Malu: De que produção a senhora fala? Textos, artigos, revisões, orientações. Se observar bem o dia, vai ver que fiz tudo o que tinha que fazer e com qualidade. A questão é que, como sempre, acabei encontrando um tempo para o amor, para demonstrar o amor. O amor para com o homem dos olhos que nos meus olhos refletem minh’alma, para a amorosidade expressa no texto terno sobre as flores de sianinha e, depois, nas poesias declamadas no saguão do CETEL. Não necessariamente nesta ordem, risos. Tá, confesso que fiquei meio tímida, para declamar meus poemas.

Maria Luiza: Tímida nada. Ainda não vi tamanha habilidade para se expor, assim amorosamente derramada, ‘afetivamente afetada’, como dissemos na abertura da tese.
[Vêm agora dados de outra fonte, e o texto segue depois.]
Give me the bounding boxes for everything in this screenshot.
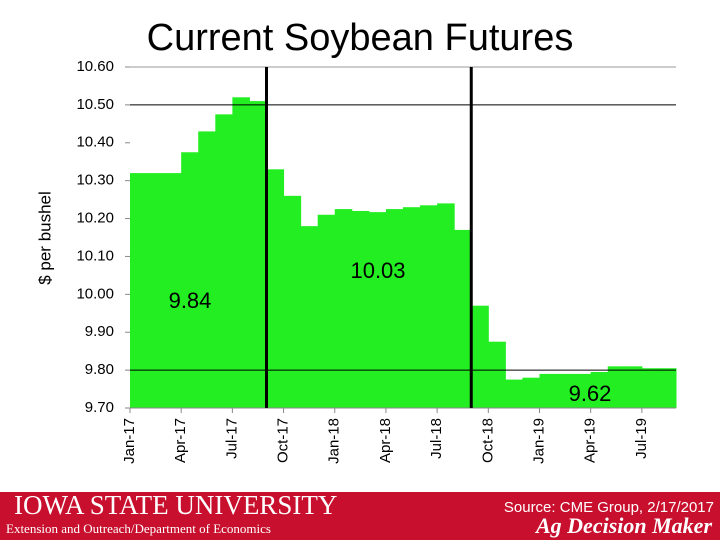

Malu: Prefiro a definição do Julinho da Adelaide. Ele disse que sou uma ‘cachoeira de poesia’. Gostei da definição. Uma cachoeira de poesia é um espetáculo. Quem dera eu fosse! Quem sabe um dia eu seja! E aí, então, em algum momento, minha escrita vai fazer sentido para as pessoas, vou levar mais amorosidade, ternura, substrato amoroso para as pessoas, o que parece ser minha ‘grande tarefa’.

Maria Luiza: Hum, a situação complicou. O Julinho deveria ter pensado no que poderia produzir. Você já é derramada por natureza. Se alguém apoiar, então, estamos perdidas. Vai passar o resto dos dias fazendo poesias.

Malu: Poesia só, não. Poiese. Autopoiese. Com o conceito esse, de autoprodução, eu encontrei uma ‘pista’, um caminho de reinvenção, aprendi a reconhecer a potência de fazer emergir de dentro de mim mesma, uma nova Malu, sempre que for preciso. Vivo às turras com a realidade, sofro, me emociono, amo intensamente, mas, independente do que aconteça, eu sigo.

Maria Luiza: Sim, eu sei como você segue. Segue, quando não empaca em alguma coisa, pela qual se apaixona.

Malu: Eu me apaixono, sim, mas estou mais na fase do amor do que da paixão. O amor, sim, este sim não passa. A paixão é vento. O amor é sustento, substrato amoroso. Eu não vivo de vento. O amor tem que ser alimentado, para sobreviver. Eu alimento o amor em que acredito, que me interessa, mas minha atitude pode mudar, mesmo diante de seres amados. Você sabe disso.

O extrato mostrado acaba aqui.